Mabedin kütüphanesinde çalışandın. Sabah erken vakitte kütüphaneyi açar, gece geç vakitte ise kapatırdın. Bütün kitaplardan sen sorumluydun. Oldukça bilgiliydin de. Hangi kitap nerede, hangi kitap yasaklı, hangi kitaplar Stephen Strange'e verilmeyecek hepsini bilirdin.

Evet, Stephen Strange. Kütüphaneye çok sık uğrar, evrenlerle ilgili her şeyi öğrenmeye çalışırdı. Bazı kitaplar için hazır değildi ancak o her defasında daha fazlasını isterdi. Yanına gelir, o kibirli doğasını bir kenara bırakır, yasaklı kitaplar için sana dil dökerdi.

Kütüphanenin kapısına geldiğini görünce yüzünde heyecanlı bir gülümseme oluştu. Onunla konuştuğun kısa anlarda bile fazlasıyla mutlu olur, heyecanlanırdın.

Kitapları önüne bıraktı ve tam ağzını açacakken konuşmasını engelleyerek konuştun.

"Hayır, Doktor Stephen Strange. Sana yasaklı kitapları bir geceliğine de olsa vermeyeceğim." dedin hızlıca. Stephen'in yüzünde ufak bir gülümseme oluştu.

"Sadece bugün güzel olduğunu söyleyecektim." dedi yamuk bir sırıtışla. Afalladın.

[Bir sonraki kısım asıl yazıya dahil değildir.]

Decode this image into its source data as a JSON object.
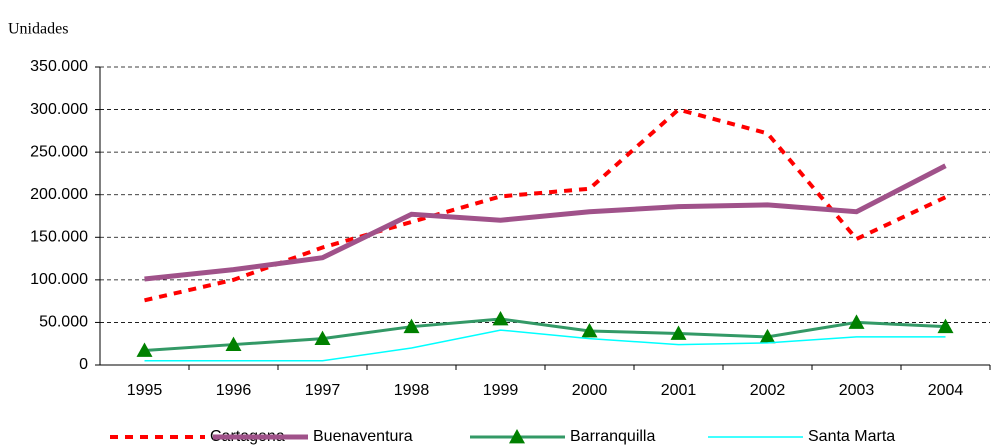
{
  "chart_data": {
    "type": "line",
    "ylabel": "Unidades",
    "categories": [
      "1995",
      "1996",
      "1997",
      "1998",
      "1999",
      "2000",
      "2001",
      "2002",
      "2003",
      "2004"
    ],
    "ylim": [
      0,
      350000
    ],
    "yticks": [
      0,
      {
        "value": 50000,
        "label": "50.000"
      },
      {
        "value": 100000,
        "label": "100.000"
      },
      {
        "value": 150000,
        "label": "150.000"
      },
      {
        "value": 200000,
        "label": "200.000"
      },
      {
        "value": 250000,
        "label": "250.000"
      },
      {
        "value": 300000,
        "label": "300.000"
      },
      {
        "value": 350000,
        "label": "350.000"
      }
    ],
    "grid": true,
    "legend": "bottom",
    "series": [
      {
        "name": "Cartagena",
        "color": "#ff0000",
        "style": "dashed",
        "width": 4,
        "values": [
          76000,
          100000,
          138000,
          168000,
          198000,
          207000,
          300000,
          272000,
          148000,
          197000
        ]
      },
      {
        "name": "Buenaventura",
        "color": "#a0528a",
        "style": "solid",
        "width": 5,
        "values": [
          101000,
          112000,
          126000,
          177000,
          170000,
          180000,
          186000,
          188000,
          180000,
          234000
        ]
      },
      {
        "name": "Barranquilla",
        "color": "#339966",
        "style": "solid",
        "width": 3,
        "marker": "triangle",
        "marker_color": "#008000",
        "values": [
          17000,
          24000,
          31000,
          45000,
          54000,
          40000,
          37000,
          33000,
          50000,
          45000
        ]
      },
      {
        "name": "Santa Marta",
        "color": "#00ffff",
        "style": "solid",
        "width": 1.5,
        "values": [
          5000,
          5000,
          5000,
          20000,
          41000,
          31000,
          24000,
          26000,
          33000,
          33000
        ]
      }
    ]
  }
}
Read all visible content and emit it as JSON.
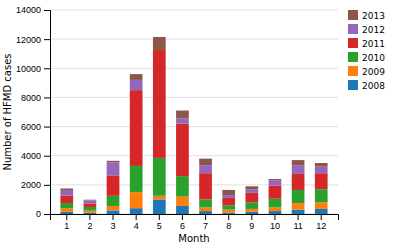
{
  "chart_data": {
    "type": "bar",
    "stacked": true,
    "xlabel": "Month",
    "ylabel": "Number of HFMD cases",
    "categories": [
      "1",
      "2",
      "3",
      "4",
      "5",
      "6",
      "7",
      "8",
      "9",
      "10",
      "11",
      "12"
    ],
    "series": [
      {
        "name": "2008",
        "values": [
          150,
          80,
          250,
          400,
          1000,
          550,
          200,
          100,
          150,
          200,
          300,
          350
        ]
      },
      {
        "name": "2009",
        "values": [
          250,
          150,
          300,
          1100,
          250,
          650,
          250,
          200,
          200,
          250,
          450,
          450
        ]
      },
      {
        "name": "2010",
        "values": [
          350,
          250,
          700,
          1800,
          2600,
          1400,
          550,
          300,
          450,
          600,
          900,
          900
        ]
      },
      {
        "name": "2011",
        "values": [
          500,
          250,
          1400,
          5200,
          7400,
          3600,
          1800,
          500,
          650,
          900,
          1100,
          1100
        ]
      },
      {
        "name": "2012",
        "values": [
          400,
          200,
          900,
          700,
          0,
          350,
          550,
          200,
          250,
          350,
          600,
          450
        ]
      },
      {
        "name": "2013",
        "values": [
          100,
          50,
          100,
          400,
          900,
          550,
          450,
          350,
          200,
          100,
          350,
          250
        ]
      }
    ],
    "ylim": [
      0,
      14000
    ],
    "yticks": [
      0,
      2000,
      4000,
      6000,
      8000,
      10000,
      12000,
      14000
    ],
    "grid": true,
    "legend": "right"
  }
}
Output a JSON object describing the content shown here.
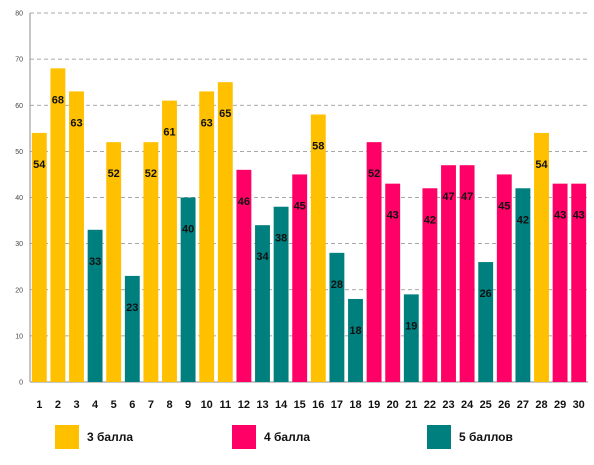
{
  "chart_data": {
    "type": "bar",
    "categories": [
      "1",
      "2",
      "3",
      "4",
      "5",
      "6",
      "7",
      "8",
      "9",
      "10",
      "11",
      "12",
      "13",
      "14",
      "15",
      "16",
      "17",
      "18",
      "19",
      "20",
      "21",
      "22",
      "23",
      "24",
      "25",
      "26",
      "27",
      "28",
      "29",
      "30"
    ],
    "values": [
      54,
      68,
      63,
      33,
      52,
      23,
      52,
      61,
      40,
      63,
      65,
      46,
      34,
      38,
      45,
      58,
      28,
      18,
      52,
      43,
      19,
      42,
      47,
      47,
      26,
      45,
      42,
      54,
      43,
      43
    ],
    "groups": [
      "3 балла",
      "3 балла",
      "3 балла",
      "5 баллов",
      "3 балла",
      "5 баллов",
      "3 балла",
      "3 балла",
      "5 баллов",
      "3 балла",
      "3 балла",
      "4 балла",
      "5 баллов",
      "5 баллов",
      "4 балла",
      "3 балла",
      "5 баллов",
      "5 баллов",
      "4 балла",
      "4 балла",
      "5 баллов",
      "4 балла",
      "4 балла",
      "4 балла",
      "5 баллов",
      "4 балла",
      "5 баллов",
      "3 балла",
      "4 балла",
      "4 балла"
    ],
    "legend": [
      {
        "name": "3 балла",
        "color": "#FFC000"
      },
      {
        "name": "4 балла",
        "color": "#FF0066"
      },
      {
        "name": "5 баллов",
        "color": "#007F7F"
      }
    ],
    "ylim": [
      0,
      80
    ],
    "yticks": [
      "0",
      "10",
      "20",
      "30",
      "40",
      "50",
      "60",
      "70",
      "80"
    ],
    "grid": true,
    "legend_position": "bottom"
  }
}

"Ah... Teşekkür ederim. Sen de gayet iyi görünüyorsun." dedin ancak bunu bildiğini gösteren bakışlarıyla karşılaşınca gülerek gözlerini devirdin.

"Bunları iade etmeye geldim. Sadece şuradaki Mistik Sanatlarla ilgili olan kitabı istiyorum. Tam şurada." dedi parmağıyla en tepeyi gösterirken.

Kafanı hızlıca oraya çevirdin ve kafanı onu onayladığını belirterek salladın.

"Sadece bir dakika." dedin ve uzun merdiveni çekerek kitabın olduğu noktaya getirdin.

"Senin için ne yapmamı istersin?" dedi Stephen. Ona yandan bir bakış atıp merdivenleri çıkmaya başladın.

"Düşersem yakala beni." dedin alayla. Gösterdiği kitabı aldın ve yavaşça merdivenleri inmeye başladın. Son iki basamağa geldiğinde ayağın kaydı ve Stephen'in kolları anında beline dolandı. Seni tutmasaydı bile yere düşmeyecektin sadece azıcık sendelemiştin.

"Düşmeyecektim." dedin hala seni tutan adama karşı.

"Bunun için bekliyordum." dedi gıcık bir sırıtışla. Güldün ve kitapla omzuna vurdun. Acımış gibi yaparak geri çekildi ve kitabı elinden aldı. Çıkışa doğru yürürken sen hala aynı yerinde duruyordun. Kapıya doğru ilerledi ve sana doğru döndü.

"Çay?"

"Efendim?" dedin anlamayarak.

"Burayı kapattıktan sonra çay içmek ister misin?" dedi. Biraz düşündün ve hızlıca başını salladın.

"Çok isterim." dedin arkasından. O ise çoktan kapıdan çıkmıştı bile.

"O zaman seni odamda bekliyor olacağım." Koridorda yankılanan sesi yanaklarının kızarmasına yol açtı. Ellerini yelpaze görevi görmesi için salladın ve yerine geçtin.

Kesinlikle yanına gidecektin.

‡‡‡‡

Bu bölümün devamı gelir mi bilmiyorum ama isterseniz yazarım.